There is a limit of 32 sets of multicolumn statistics that can be collected on a given table. Because single-column PARTITION statistics use index ids in the same range as multicolumn statistics (between 129 and 160, inclusive), collecting PARTITION statistics effectively reduces the limit on the number of multicolumn statistics that can be collected to 31.

The system ignores user-specified column ordering for multicolumn PARTITION statistics. This is consistent with non-PARTITION multicolumn statistics and multicolumn indexes. The columns are ordered based on their internal field id. Because the system-derived PARTITION column has field id value of 0, it always takes the first position in multicolumn statistics.

COLLECT STATISTICS (QCD Form) and UDTs

You cannot collect statistics on UDT columns.

COLLECT STATISTICS (QCD Form) And Large Objects

You cannot collect statistics on BLOB or CLOB columns.

COLLECT STATISTICS (QCD Form) Does Not Collect Statistics For The Optimizer

Unlike the standard COLLECT STATISTICS statement, COLLECT STATISTICS (QCD Form) does not write the statistics it collects into the data dictionary for use by the Optimizer. The COLLECT STATISTICS (QCD Form) writes its statistics into the TableStatistics table of the specified QCD database, where the information is used by various database query analysis tools to perform index analysis and validation.

Because COLLECT STATISTICS (QCD Form) does not write its statistics to the data dictionary, it does not place locks on dictionary tables. Through appropriate control of the sample size, you can collect sample statistics for index analysis during production hours without a noticeable negative effect on system performance.

Implicit Recollection of QCD Statistics Is Not Supported

Unlike COLLECT STATISTICS (Optimizer Form), you cannot recollect statistics implicitly on indexes and columns for which statistics have been collected in the past.

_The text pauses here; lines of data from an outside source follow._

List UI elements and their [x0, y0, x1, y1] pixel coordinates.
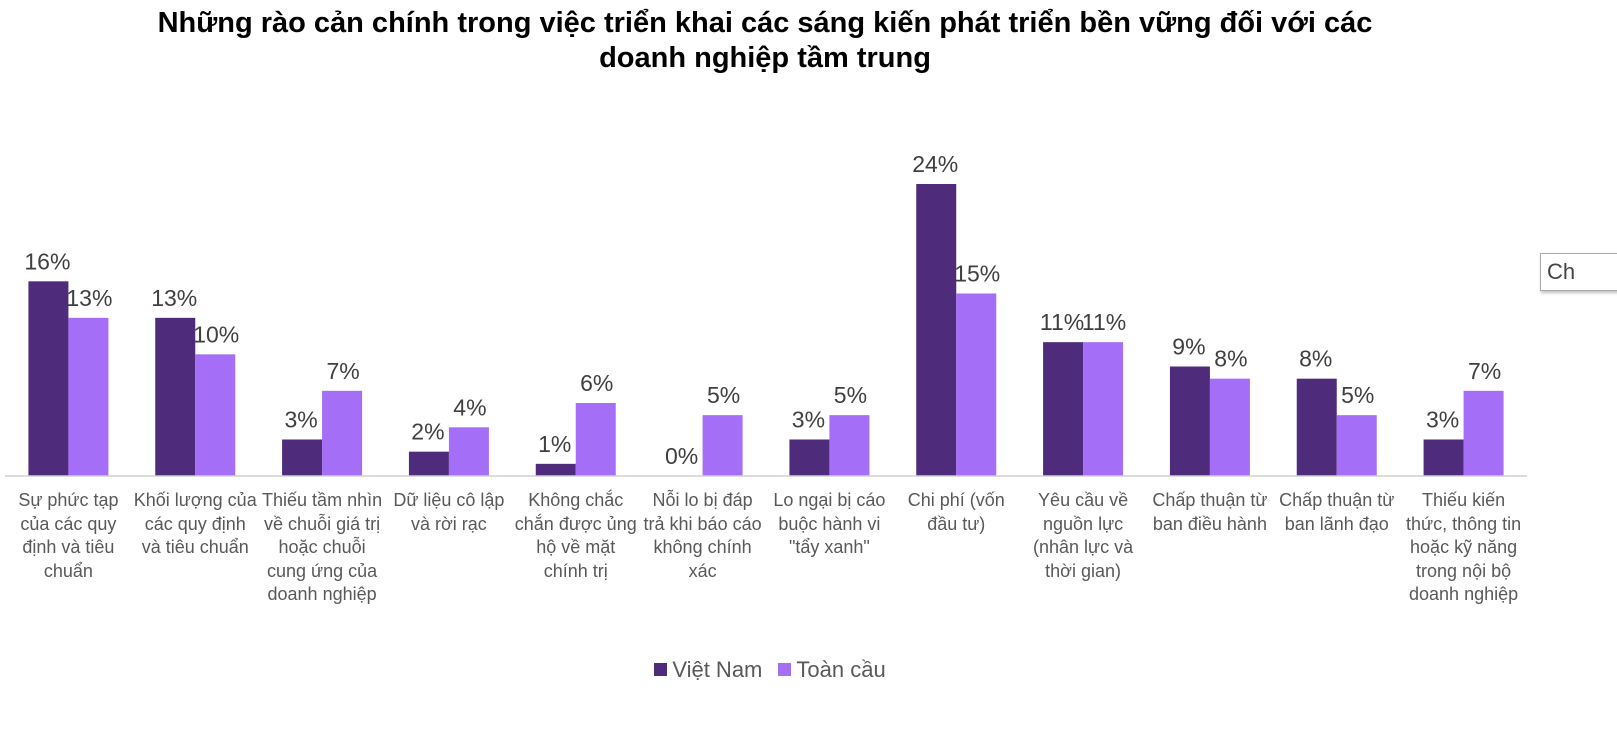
legend-swatch: [654, 663, 668, 676]
tooltip-fragment: Ch: [1540, 253, 1617, 291]
value-label: 8%: [1299, 346, 1332, 372]
bar: [829, 415, 870, 476]
x-tick-label: Dữ liệu cô lập và rời rạc: [393, 490, 505, 534]
bar: [702, 415, 743, 476]
bar: [195, 354, 236, 476]
value-label: 5%: [834, 382, 867, 408]
x-tick-label: Thiếu kiến thức, thông tin hoặc kỹ năng …: [1406, 490, 1522, 604]
value-label: 13%: [66, 285, 112, 311]
bar: [789, 439, 830, 476]
value-label: 3%: [1426, 407, 1459, 433]
value-label: 8%: [1214, 346, 1247, 372]
bar: [155, 317, 196, 476]
x-tick-label: Nỗi lo bị đáp trả khi báo cáo không chín…: [643, 490, 762, 581]
legend-item: Việt Nam: [654, 657, 762, 683]
value-label: 1%: [538, 431, 571, 457]
value-label: 16%: [24, 248, 70, 274]
x-tick-label: Khối lượng của các quy định và tiêu chuẩ…: [133, 490, 257, 557]
value-label: 7%: [1468, 358, 1501, 384]
value-label: 4%: [453, 394, 486, 420]
bar: [535, 463, 576, 476]
bar: [448, 427, 489, 476]
bar: [1169, 366, 1210, 476]
x-tick-label: Chấp thuận từ ban lãnh đạo: [1279, 490, 1395, 534]
x-tick-label: Chấp thuận từ ban điều hành: [1152, 490, 1268, 534]
bar: [28, 281, 69, 476]
x-tick-label: Thiếu tầm nhìn về chuỗi giá trị hoặc chu…: [262, 490, 383, 604]
value-label: 7%: [326, 358, 359, 384]
value-label: 9%: [1172, 334, 1205, 360]
legend-item: Toàn cầu: [778, 656, 886, 683]
bar: [322, 390, 363, 476]
value-label: 11%: [1040, 309, 1084, 335]
x-tick-label: Sự phức tạp của các quy định và tiêu chu…: [18, 490, 119, 581]
value-label: 11%: [1082, 309, 1126, 335]
value-label: 15%: [954, 261, 1000, 287]
x-tick-label: Lo ngại bị cáo buộc hành vi "tẩy xanh": [773, 490, 886, 557]
value-label: 3%: [792, 407, 825, 433]
bar: [575, 403, 616, 476]
bar: [408, 451, 449, 476]
value-label: 0%: [665, 443, 698, 469]
legend-label: Toàn cầu: [796, 656, 886, 682]
value-label: 13%: [151, 285, 197, 311]
bar: [68, 317, 109, 476]
value-label: 2%: [411, 419, 444, 445]
value-label: 5%: [1341, 382, 1374, 408]
legend-label: Việt Nam: [672, 656, 763, 682]
bar: [1083, 342, 1124, 476]
x-tick-label: Chi phí (vốn đầu tư): [907, 490, 1005, 534]
bar: [1423, 439, 1464, 476]
value-label: 24%: [912, 151, 958, 177]
value-label: 3%: [284, 407, 317, 433]
x-tick-label: Yêu cầu về nguồn lực (nhân lực và thời g…: [1033, 490, 1134, 581]
x-tick-label: Không chắc chắn được ủng hộ về mặt chính…: [514, 490, 637, 581]
bar: [1463, 390, 1504, 476]
value-label: 5%: [707, 382, 740, 408]
bar: [1209, 378, 1250, 476]
bar: [1043, 342, 1084, 476]
legend: Việt Nam Toàn cầu: [0, 656, 1540, 683]
bar: [916, 184, 957, 476]
bar: [1296, 378, 1337, 476]
chart-title: Những rào cản chính trong việc triển kha…: [157, 7, 1373, 74]
value-label: 10%: [193, 321, 239, 347]
bar: [1336, 415, 1377, 476]
legend-swatch: [778, 663, 792, 676]
bar: [282, 439, 323, 476]
value-label: 6%: [580, 370, 613, 396]
bar: [956, 293, 997, 476]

You must specify an explicit index or column name each time you collect statistics using COLLECT STATISTICS (QCD Form).

COLLECT STATISTICS (QCD Form) Is Not Treated As DDL By The Transaction Manager

You can place a COLLECT STATISTICS (QCD Form) request anywhere within a transaction because it is not treated as a DDL statement by the Transaction Manager.

COLLECT STATISTICS (QCD Form) Collects New Statistics Even If Statistics Exist In the Data Dictionary or QCD

COLLECT STATISTICS (QCD Form) always collects its own fresh statistics on candidate index columns, even if a statistical profile of the specified columns or index columns already exists in the data dictionary or QCD for table_name, to ensure that index analyses are always performed using current statistics.

Fresh statistics are also collected whenever you perform an INSERT EXPLAIN request and specify the WITH STATISTICS clause. See INSERT EXPLAIN for more information.

Quality of Statistics As a Function of Sample Size

The larger the sample size used to collect statistics, the more likely the sampled statistics are an accurate representation of population statistics. There is a trade-off for this accuracy: the larger the sample size, the longer it takes to collect the statistics.

You cannot use sampling to collect COLUMN statistics for the partitioning columns of row-partitioned tables and you should not use sampling to collect INDEX statistics for those columns. The collect statistics on the system-derived PARTITION or PARTITION#Ln columns.